In this context, the justice secretary’s announcement today is welcome. Shabana Mahmood announced that some prisoners serving standard custodial sentences will spend only 40% of their sentence in custody, with the remainder on licence in the community. This is probably inevitable to stave off system collapse – our report last week on the prisons crisis did not find any other options that could provide enough capacity quickly enough without more serious risks to the public. The new government is in a deeply unenviable position. But the risks of being unable to make arrests or detain people in custody are substantially greater than limited early release.
These emergency measures reflect a total failure of politics and policy on prisons under the last government
It is the profound failure of recent governments to grapple with problems in our prisons that have left us in this situation, and it is unforgiveable that we have reached this point. Whatever your position on the correct use of prison and how long sentences should be, immediate crisis management is no way to make good policy. Nor is it fair on victims, prisoners and the families of both. What makes this situation particularly damning for previous governments is that successive prime ministers and justice secretaries have failed to address a problem that had long been identified. In some cases, they have only made it worse by increasing sentences without delivering the necessary extra prison capacity.
By at least 2015, it was clear that demand on the prison system was set to far outstrip available places and conditions in prisons were deteriorating. The May government launched the Prison Estate Transformation Programme in 2016, promising 10,000 new spaces by 2020. But poor management and chopping and changing of funding led to a comprehensive failure: just 206 places were delivered. 9 NAO, Improving the prison estate, https://www.nao.org.uk/reports/improving-the-prison-estate/ This left prisons at 98% capacity by 2019. Since then, problems have continued. Basic maintenance has not been done, with over 2,700 spaces lost to dilapidation since just 2019. 10 Argar E, Letter to Sir Robert Neill, Parliament, 1 May 2024, retrieved 8 July 2024, https://committees.parliament.uk/publications/44647/documents/221863/default While around 5,600 new prison spaces have been delivered since 2021, this falls far short of the 20,000 promised by the end of 2025, and even further short of what would be needed to accommodate the growth in prisoners.

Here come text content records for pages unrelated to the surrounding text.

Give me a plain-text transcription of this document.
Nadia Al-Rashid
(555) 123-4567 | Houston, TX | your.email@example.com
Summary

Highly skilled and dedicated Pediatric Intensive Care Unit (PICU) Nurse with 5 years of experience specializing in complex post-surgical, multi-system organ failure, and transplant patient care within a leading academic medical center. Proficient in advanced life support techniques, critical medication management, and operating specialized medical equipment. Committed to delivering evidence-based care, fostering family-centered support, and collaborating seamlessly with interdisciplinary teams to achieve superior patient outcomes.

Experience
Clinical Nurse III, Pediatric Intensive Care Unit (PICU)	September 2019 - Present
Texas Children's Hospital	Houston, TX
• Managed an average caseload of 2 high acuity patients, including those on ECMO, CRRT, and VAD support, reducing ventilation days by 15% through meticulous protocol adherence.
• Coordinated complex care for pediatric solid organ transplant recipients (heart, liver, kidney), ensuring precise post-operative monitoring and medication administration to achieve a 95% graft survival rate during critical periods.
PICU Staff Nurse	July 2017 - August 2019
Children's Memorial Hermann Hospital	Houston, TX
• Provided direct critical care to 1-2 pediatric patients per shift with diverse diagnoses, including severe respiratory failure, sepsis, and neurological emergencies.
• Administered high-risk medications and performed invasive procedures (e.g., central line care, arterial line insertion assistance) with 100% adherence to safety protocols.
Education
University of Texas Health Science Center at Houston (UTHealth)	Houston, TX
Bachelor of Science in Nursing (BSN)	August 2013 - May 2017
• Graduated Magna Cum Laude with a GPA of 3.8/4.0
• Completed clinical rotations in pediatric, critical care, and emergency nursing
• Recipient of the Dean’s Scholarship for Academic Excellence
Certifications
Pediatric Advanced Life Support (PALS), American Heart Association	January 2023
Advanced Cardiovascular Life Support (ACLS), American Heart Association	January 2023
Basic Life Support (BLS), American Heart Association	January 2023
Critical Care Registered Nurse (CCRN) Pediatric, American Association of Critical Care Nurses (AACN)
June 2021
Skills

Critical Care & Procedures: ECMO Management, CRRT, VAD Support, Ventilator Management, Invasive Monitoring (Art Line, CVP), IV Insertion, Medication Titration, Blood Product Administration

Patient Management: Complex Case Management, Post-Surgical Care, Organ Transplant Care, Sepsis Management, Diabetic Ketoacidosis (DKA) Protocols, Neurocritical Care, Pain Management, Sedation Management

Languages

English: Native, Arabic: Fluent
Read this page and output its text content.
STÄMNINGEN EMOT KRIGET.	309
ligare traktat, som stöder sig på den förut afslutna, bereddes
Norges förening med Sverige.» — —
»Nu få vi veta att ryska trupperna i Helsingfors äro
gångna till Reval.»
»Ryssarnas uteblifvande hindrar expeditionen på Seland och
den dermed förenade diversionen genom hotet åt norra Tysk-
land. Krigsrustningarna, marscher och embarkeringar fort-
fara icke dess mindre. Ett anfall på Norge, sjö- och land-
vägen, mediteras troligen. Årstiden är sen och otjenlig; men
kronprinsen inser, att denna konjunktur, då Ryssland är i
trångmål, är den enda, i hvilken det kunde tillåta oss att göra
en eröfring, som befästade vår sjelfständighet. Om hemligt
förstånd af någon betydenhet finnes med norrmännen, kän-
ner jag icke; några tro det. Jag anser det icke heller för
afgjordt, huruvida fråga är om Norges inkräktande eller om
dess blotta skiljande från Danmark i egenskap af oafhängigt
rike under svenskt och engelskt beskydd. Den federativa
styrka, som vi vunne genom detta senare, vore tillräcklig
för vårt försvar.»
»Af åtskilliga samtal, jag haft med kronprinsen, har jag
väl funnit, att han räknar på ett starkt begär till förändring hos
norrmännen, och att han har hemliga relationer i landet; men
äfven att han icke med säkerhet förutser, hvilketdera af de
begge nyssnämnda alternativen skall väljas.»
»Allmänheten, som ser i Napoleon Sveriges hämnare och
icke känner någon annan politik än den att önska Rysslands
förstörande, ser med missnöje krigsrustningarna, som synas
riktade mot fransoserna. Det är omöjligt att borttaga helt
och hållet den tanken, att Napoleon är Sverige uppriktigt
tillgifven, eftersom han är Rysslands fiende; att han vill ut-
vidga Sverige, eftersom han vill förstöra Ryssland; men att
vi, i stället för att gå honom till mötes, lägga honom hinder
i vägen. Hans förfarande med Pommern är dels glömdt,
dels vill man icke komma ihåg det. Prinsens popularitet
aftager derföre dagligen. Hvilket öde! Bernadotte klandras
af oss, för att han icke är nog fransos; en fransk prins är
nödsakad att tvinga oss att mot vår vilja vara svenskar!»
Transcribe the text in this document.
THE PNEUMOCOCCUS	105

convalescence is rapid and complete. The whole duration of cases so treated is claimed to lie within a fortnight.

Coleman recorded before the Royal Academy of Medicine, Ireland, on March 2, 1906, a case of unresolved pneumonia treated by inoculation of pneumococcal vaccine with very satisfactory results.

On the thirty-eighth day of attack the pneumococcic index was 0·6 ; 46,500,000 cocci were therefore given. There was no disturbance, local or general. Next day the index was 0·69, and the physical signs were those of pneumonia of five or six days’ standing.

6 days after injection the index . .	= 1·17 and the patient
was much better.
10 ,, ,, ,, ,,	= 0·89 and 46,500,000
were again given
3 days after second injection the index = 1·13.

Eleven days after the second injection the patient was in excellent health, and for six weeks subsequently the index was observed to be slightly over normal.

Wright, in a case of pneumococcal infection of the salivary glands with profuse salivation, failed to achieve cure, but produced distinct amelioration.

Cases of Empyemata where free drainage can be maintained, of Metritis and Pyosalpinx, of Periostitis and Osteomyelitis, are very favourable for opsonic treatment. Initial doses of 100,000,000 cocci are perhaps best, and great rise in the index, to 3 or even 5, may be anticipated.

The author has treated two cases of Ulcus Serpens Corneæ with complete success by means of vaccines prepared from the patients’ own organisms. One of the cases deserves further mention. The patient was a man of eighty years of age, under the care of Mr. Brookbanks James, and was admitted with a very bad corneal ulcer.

The only reason we haven’t reached an immediate crisis point sooner is because of failings elsewhere in the criminal justice system. Collapsing charge rates and many fewer convictions meant the prison population did not grow as rapidly as projected, even as sentences became longer and the number of community sentences plummeted. But the time that bought has now run out, and with the impact of 20,000 new police officers starting to be felt in the number of charges, pressure on the system is only increasing.
The responsibility for this mess lies with former ministers. But it poses a question about role of the civil service. While civil servants were advising strongly that action needed to be taken sooner, ministers and prime ministers chose not to act. The recourse for officials in this situation is limited. In some circumstances, permanent secretaries can request a ‘ministerial direction’, an instruction from their minister to implement a spending proposal despite an objection from the permanent secretary. But ministerial directions apply to the spending of public money, rather than the situation faced by the Ministry of Justice on prisons: the failure to spend money or change policy to address a growing crisis. The government should look at whether other mechanisms are needed to ensure there is a public record of the risks at play in situations like this one.